The third broad recommendation was to create a community needs and assets assessment (CNAA) to address potential social impacts. The CNAA should a) identify what jobs will be available to local workers, b) develop citizen stakeholder forums and reporting mechanisms, c) update transportation planning and safety training, and d) implement strong consumer protections. The working group on social impacts also recommended creating an ombudsman to facilitate communication between stakeholders and industry.
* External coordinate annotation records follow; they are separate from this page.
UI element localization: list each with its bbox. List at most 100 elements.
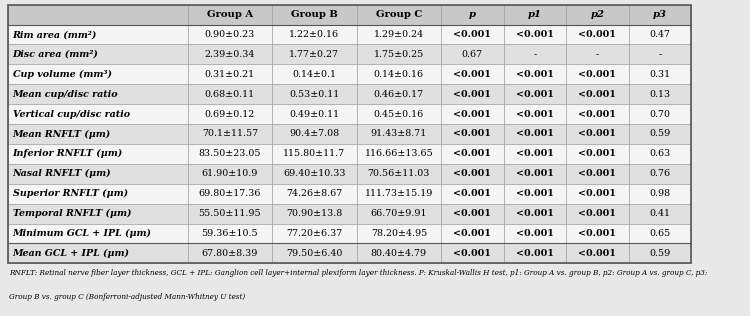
Text: p1: p1: [528, 10, 542, 19]
Bar: [566, 84, 628, 104]
Text: <0.001: <0.001: [578, 130, 616, 138]
Bar: [441, 104, 503, 124]
Text: 0.59: 0.59: [650, 130, 670, 138]
Text: Mean RNFLT (μm): Mean RNFLT (μm): [13, 130, 111, 138]
Bar: [272, 64, 356, 84]
Text: <0.001: <0.001: [516, 209, 554, 218]
Text: 1.75±0.25: 1.75±0.25: [374, 50, 424, 59]
Text: Group C: Group C: [376, 10, 422, 19]
Text: Nasal RNFLT (μm): Nasal RNFLT (μm): [13, 169, 111, 178]
Bar: [566, 184, 628, 204]
Text: Group A: Group A: [207, 10, 253, 19]
Text: <0.001: <0.001: [578, 30, 616, 39]
Text: <0.001: <0.001: [578, 229, 616, 238]
Bar: [566, 144, 628, 164]
Bar: [8, 164, 188, 184]
Bar: [628, 223, 691, 243]
Bar: [8, 64, 188, 84]
Bar: [503, 164, 566, 184]
Bar: [357, 5, 441, 25]
Text: p: p: [469, 10, 476, 19]
Bar: [566, 104, 628, 124]
Bar: [628, 144, 691, 164]
Text: <0.001: <0.001: [454, 70, 491, 79]
Text: 116.66±13.65: 116.66±13.65: [364, 149, 434, 158]
Text: <0.001: <0.001: [578, 90, 616, 99]
Bar: [188, 25, 272, 45]
Text: <0.001: <0.001: [516, 70, 554, 79]
Bar: [357, 25, 441, 45]
Bar: [272, 84, 356, 104]
Text: -: -: [658, 50, 662, 59]
Bar: [503, 204, 566, 223]
Bar: [188, 84, 272, 104]
Bar: [8, 184, 188, 204]
Bar: [272, 25, 356, 45]
Text: 2.39±0.34: 2.39±0.34: [205, 50, 255, 59]
Text: 90.4±7.08: 90.4±7.08: [290, 130, 340, 138]
Bar: [503, 184, 566, 204]
Bar: [272, 104, 356, 124]
Text: 70.90±13.8: 70.90±13.8: [286, 209, 343, 218]
Text: <0.001: <0.001: [578, 189, 616, 198]
Text: -: -: [533, 50, 536, 59]
Bar: [503, 243, 566, 263]
Text: 69.80±17.36: 69.80±17.36: [199, 189, 261, 198]
Text: 0.69±0.12: 0.69±0.12: [205, 110, 255, 118]
Text: <0.001: <0.001: [454, 149, 491, 158]
Text: Rim area (mm²): Rim area (mm²): [13, 30, 97, 39]
Bar: [188, 45, 272, 64]
Text: <0.001: <0.001: [454, 30, 491, 39]
Text: 61.90±10.9: 61.90±10.9: [202, 169, 258, 178]
Bar: [628, 124, 691, 144]
Text: <0.001: <0.001: [454, 169, 491, 178]
Text: Inferior RNFLT (μm): Inferior RNFLT (μm): [13, 149, 123, 158]
Bar: [441, 164, 503, 184]
Text: <0.001: <0.001: [454, 110, 491, 118]
Text: 80.40±4.79: 80.40±4.79: [370, 249, 427, 258]
Bar: [441, 5, 503, 25]
Text: 0.59: 0.59: [650, 249, 670, 258]
Text: 0.49±0.11: 0.49±0.11: [290, 110, 340, 118]
Bar: [503, 104, 566, 124]
Bar: [188, 144, 272, 164]
Bar: [8, 104, 188, 124]
Bar: [357, 164, 441, 184]
Text: 1.77±0.27: 1.77±0.27: [290, 50, 339, 59]
Text: 0.45±0.16: 0.45±0.16: [374, 110, 424, 118]
Bar: [188, 223, 272, 243]
Text: 0.76: 0.76: [650, 169, 670, 178]
Bar: [8, 5, 188, 25]
Text: 66.70±9.91: 66.70±9.91: [370, 209, 427, 218]
Bar: [357, 45, 441, 64]
Text: 74.26±8.67: 74.26±8.67: [286, 189, 343, 198]
Bar: [357, 223, 441, 243]
Text: Disc area (mm²): Disc area (mm²): [13, 50, 98, 59]
Text: Minimum GCL + IPL (μm): Minimum GCL + IPL (μm): [13, 229, 152, 238]
Bar: [272, 243, 356, 263]
Bar: [628, 204, 691, 223]
Bar: [441, 64, 503, 84]
Bar: [566, 5, 628, 25]
Text: <0.001: <0.001: [578, 70, 616, 79]
Text: 0.53±0.11: 0.53±0.11: [290, 90, 340, 99]
Bar: [566, 204, 628, 223]
Bar: [441, 25, 503, 45]
Bar: [566, 64, 628, 84]
Bar: [357, 184, 441, 204]
Text: <0.001: <0.001: [578, 149, 616, 158]
Text: Mean GCL + IPL (μm): Mean GCL + IPL (μm): [13, 249, 130, 258]
Text: 70.56±11.03: 70.56±11.03: [368, 169, 430, 178]
Bar: [188, 124, 272, 144]
Bar: [8, 25, 188, 45]
Bar: [628, 5, 691, 25]
Bar: [357, 84, 441, 104]
Bar: [188, 104, 272, 124]
Text: <0.001: <0.001: [516, 249, 554, 258]
Text: <0.001: <0.001: [516, 110, 554, 118]
Text: 111.73±15.19: 111.73±15.19: [364, 189, 433, 198]
Text: 0.46±0.17: 0.46±0.17: [374, 90, 424, 99]
Text: 67.80±8.39: 67.80±8.39: [202, 249, 258, 258]
Text: Group B: Group B: [291, 10, 338, 19]
Bar: [566, 45, 628, 64]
For all three of these recommendations as well as for the many others included in the report (Research Triangle Environmental Health Collaborative 2013), it is important to clarify who is responsible for collecting such data and how to pay for it. One mechanism to ensure access for background data collection is to make gas well permits contingent on temporary site access for ambient air and water monitoring before, during, and after drilling and hydraulic fracturing. Policy makers might consider a bonding and remediation program to provide adequate cleanup, remediation, and maintenance funds. The cost of performing comprehensive environmental or health remediation should be considered in assessing bonding fees. Finally, it is important to decide—before drilling begins—how increased costs of infrastructure maintenance and staff will be apportioned.

North Carolina has the opportunity to develop model programs and best-management practices for shale gas drilling and hydraulic fracturing. Our recommendations complement the work of North Carolina’s Mining and Energy Commission and can help North Carolina and other states protect the public’s health in areas undergoing unconventional oil and gas production.


References

Bamberger M, Oswald RE. 2012. Impacts of gas drilling on human and animal health. New Solut 22:51–77.

Colborn T, Kwiatkowski C, Schultz K, Bachran M. 2011. Natural gas operations from a public health perspective. Hum Ecol Risk Assess 17:1039–1056.

Jackson RB, Vengosh A, Darrah TH, Warner NR, Down A, Poreda RJ, et al. 2013. Increased stray gas abundance in a subset of drinking water wells near Marcellus shale gas extraction. Proc Natl Acad Sci USA 110:11250–11255.

McKenzie LM, Witter RZ, Newman LS, Adgate JL. 2012. Human health risk assessment of air emissions from development of unconventional natural gas resources. Sci Total Environ 424:79–87.

Osborn SG, Vengosh A, Warner NR, Jackson RB. 2011. Methane contamination of drinking water accompanying gas-well drilling and hydraulic fracturing. Proc Natl Acad Sci USA 108:8172–8176.

Research Triangle Environmental Health Collaborative. 2013. Shale Gas Extraction in North Carolina: Public Health Implications. Available: http://environmentalhealthcollaborative.​org/images/2012SummitWorkProduct.pdf [accessed 5 September 2013].

Warner NR, Kresse TK, Hays PD, Down A, Karr JD, Jackson RB, Vengosh A. 2013. Geochemical and isotopic variations in shallow groundwater in areas of the Fayetteville Shale development, north-central Arkansas. Appl Geochem 35:207–220; doi:10.1016/j.apgeochem.2013.04.013 [Online 14 May 2013].